In this prospective educational study by Chenkin et al., they tried to define the learning curve of POCUS to confirm ETT placement after a 10 min web-based tutorial and two practical sessions; participants were asked to correctly recognize the ETT position from ultrasound videoclips among a series of 20 endotracheal and 20 esophageal ETT placements. The study reported a sensitivity of 98.3% (95% CI 96.3–99.4%) and a specificity of 100% (95% CI 98.9–100%) for the participant to indicate the correct or incorrect placement [21]. Even if in this cadaveric-based study a superiority of POCUS to ETCO2 for ETT confirmation placement was found, we need to consider that capnography is less reliable mainly during cardiopulmonary resuscitation due to cardiovascular and metabolic impairment affecting CO2 delivery to the lung [8]. Considering that real-life studies are lacking on this matter, the evidence collected suggests that ETCO2 remains the first option, but POCUS may play a predominant role during cardiopulmonary resuscitation and in case of ETCO2 unavailability.
In addition, lung US can assess pleural sliding and thus can confirm lung aeration after intubation.
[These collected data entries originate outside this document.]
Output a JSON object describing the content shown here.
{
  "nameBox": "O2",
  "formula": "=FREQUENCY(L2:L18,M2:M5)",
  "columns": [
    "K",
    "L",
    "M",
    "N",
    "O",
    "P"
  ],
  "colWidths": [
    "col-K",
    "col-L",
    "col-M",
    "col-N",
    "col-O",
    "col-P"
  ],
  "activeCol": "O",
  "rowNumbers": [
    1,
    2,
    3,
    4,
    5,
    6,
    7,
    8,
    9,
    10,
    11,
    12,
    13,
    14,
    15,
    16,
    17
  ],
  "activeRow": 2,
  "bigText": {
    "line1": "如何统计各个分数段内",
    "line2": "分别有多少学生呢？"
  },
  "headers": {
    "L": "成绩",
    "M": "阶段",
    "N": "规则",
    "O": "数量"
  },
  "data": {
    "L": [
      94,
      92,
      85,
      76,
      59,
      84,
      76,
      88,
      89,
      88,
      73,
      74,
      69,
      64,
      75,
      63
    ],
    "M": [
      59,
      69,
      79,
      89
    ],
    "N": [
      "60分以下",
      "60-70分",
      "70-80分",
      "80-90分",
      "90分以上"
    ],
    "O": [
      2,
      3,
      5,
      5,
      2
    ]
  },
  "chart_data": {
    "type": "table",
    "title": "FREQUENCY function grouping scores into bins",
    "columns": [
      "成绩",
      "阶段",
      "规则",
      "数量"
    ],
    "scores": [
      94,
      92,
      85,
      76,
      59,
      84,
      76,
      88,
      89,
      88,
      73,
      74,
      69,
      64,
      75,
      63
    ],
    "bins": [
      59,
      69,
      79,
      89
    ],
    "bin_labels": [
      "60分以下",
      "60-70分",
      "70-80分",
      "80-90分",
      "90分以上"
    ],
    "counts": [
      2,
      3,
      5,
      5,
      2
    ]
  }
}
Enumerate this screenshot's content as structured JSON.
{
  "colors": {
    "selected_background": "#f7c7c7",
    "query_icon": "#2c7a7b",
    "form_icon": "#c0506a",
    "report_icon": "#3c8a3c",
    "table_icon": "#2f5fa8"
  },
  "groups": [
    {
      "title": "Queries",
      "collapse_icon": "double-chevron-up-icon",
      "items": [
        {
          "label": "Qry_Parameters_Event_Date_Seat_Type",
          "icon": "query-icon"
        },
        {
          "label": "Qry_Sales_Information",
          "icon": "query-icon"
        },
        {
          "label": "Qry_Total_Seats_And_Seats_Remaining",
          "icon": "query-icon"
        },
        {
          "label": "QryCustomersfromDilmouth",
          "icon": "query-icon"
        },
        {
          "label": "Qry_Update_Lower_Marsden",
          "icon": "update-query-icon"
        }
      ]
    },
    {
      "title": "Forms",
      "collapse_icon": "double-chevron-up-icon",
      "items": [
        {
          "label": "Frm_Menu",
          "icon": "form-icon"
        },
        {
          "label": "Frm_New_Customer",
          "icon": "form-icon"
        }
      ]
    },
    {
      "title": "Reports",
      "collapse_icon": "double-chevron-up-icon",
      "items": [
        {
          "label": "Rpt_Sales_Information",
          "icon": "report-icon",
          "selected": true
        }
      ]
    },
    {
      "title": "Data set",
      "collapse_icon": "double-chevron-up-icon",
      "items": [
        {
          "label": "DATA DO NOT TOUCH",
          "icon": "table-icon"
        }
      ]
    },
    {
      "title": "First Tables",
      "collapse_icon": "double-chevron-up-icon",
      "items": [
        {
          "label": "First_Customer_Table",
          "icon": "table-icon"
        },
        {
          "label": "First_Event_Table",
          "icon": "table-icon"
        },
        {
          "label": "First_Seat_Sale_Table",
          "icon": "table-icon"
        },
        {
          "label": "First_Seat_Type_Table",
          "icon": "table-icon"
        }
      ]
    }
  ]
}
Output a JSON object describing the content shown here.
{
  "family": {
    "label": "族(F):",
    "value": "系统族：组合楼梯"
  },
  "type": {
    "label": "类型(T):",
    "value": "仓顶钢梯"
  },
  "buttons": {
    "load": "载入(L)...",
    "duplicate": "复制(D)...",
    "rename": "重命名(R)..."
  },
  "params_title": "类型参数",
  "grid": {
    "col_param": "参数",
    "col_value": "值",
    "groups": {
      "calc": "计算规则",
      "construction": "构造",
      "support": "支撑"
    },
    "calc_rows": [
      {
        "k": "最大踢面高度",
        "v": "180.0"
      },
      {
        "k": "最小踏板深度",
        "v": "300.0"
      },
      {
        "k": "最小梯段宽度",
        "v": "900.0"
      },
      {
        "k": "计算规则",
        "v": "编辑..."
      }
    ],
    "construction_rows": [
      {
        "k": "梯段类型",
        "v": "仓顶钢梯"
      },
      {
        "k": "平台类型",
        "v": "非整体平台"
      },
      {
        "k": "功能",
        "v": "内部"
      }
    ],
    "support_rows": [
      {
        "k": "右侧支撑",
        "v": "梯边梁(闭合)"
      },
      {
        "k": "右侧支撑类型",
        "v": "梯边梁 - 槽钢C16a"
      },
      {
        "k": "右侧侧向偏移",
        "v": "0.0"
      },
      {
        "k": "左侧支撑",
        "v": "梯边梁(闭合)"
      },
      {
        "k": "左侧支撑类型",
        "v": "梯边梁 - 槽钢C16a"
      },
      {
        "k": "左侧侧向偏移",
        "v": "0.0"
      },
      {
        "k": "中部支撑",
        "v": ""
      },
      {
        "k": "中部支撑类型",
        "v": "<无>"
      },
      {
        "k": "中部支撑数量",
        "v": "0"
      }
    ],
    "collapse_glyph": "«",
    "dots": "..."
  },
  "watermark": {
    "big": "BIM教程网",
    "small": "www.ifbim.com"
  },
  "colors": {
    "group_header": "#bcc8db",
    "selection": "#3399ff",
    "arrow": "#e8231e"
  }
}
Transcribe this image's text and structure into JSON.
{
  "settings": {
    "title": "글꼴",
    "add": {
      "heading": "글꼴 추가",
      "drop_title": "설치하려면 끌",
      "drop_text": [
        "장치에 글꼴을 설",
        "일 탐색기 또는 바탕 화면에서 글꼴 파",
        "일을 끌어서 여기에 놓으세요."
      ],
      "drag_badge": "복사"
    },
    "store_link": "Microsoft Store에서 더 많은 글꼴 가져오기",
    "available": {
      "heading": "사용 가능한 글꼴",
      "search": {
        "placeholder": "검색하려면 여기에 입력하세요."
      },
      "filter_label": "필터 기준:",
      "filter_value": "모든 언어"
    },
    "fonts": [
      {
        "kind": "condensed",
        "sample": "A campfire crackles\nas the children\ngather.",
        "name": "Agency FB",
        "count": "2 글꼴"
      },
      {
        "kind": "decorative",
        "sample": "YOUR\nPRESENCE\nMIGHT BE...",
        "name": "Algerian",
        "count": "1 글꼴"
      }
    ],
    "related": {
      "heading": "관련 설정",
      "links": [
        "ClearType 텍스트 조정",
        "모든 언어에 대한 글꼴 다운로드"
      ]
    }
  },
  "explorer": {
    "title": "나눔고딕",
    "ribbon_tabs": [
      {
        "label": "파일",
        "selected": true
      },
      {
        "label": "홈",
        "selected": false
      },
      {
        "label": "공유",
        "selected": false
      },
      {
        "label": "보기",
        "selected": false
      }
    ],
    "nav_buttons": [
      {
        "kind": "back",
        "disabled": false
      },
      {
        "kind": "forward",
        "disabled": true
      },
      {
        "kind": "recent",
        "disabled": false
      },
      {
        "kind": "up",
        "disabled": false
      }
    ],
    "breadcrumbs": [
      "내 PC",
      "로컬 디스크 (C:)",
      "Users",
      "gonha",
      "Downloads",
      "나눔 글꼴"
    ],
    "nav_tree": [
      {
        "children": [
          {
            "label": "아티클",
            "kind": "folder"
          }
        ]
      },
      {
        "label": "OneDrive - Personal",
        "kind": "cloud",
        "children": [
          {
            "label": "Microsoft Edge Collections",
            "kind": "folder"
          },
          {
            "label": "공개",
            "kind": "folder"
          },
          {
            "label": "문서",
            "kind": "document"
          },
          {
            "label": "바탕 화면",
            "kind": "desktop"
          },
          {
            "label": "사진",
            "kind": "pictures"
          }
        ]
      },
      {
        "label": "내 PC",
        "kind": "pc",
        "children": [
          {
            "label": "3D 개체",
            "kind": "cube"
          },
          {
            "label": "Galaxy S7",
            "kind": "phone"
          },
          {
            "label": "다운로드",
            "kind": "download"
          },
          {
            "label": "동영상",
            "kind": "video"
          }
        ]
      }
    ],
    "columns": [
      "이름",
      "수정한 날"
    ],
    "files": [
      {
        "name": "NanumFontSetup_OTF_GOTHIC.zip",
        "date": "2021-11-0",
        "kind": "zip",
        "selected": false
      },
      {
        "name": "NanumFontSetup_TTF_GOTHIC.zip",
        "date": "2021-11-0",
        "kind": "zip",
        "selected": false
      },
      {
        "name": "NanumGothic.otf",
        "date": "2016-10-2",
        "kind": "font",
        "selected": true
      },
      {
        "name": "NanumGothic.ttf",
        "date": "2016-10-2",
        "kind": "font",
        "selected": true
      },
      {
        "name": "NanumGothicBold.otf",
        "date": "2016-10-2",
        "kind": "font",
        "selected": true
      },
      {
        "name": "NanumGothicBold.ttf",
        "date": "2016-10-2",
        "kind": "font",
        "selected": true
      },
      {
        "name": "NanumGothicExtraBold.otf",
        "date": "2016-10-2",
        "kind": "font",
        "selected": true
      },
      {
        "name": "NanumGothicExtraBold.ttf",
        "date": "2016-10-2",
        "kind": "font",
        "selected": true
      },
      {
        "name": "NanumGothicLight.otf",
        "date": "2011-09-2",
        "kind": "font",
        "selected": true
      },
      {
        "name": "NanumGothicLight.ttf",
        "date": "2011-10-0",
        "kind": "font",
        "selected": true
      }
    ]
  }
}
In a monocentric observational study conducted at the Emergency Department of the National Taiwan University Hospital, 115 intubated patients were included. They were evaluated both with US and chest radiography as the gold standard method. The overall accuracy of bilateral sliding assessed by US was 88.7%, the positive predictive value was 94.7% (95% CI: 87.1–97.9%) in the non-cardiac-arrest group and 100% (95% CI: 87.1–100.0%) in the cardiac-arrest group. Furthermore, an advantage in time reduction was observed: the mean execution time of US bilateral sliding assessment was 88 s versus 1349 s of radiography [10].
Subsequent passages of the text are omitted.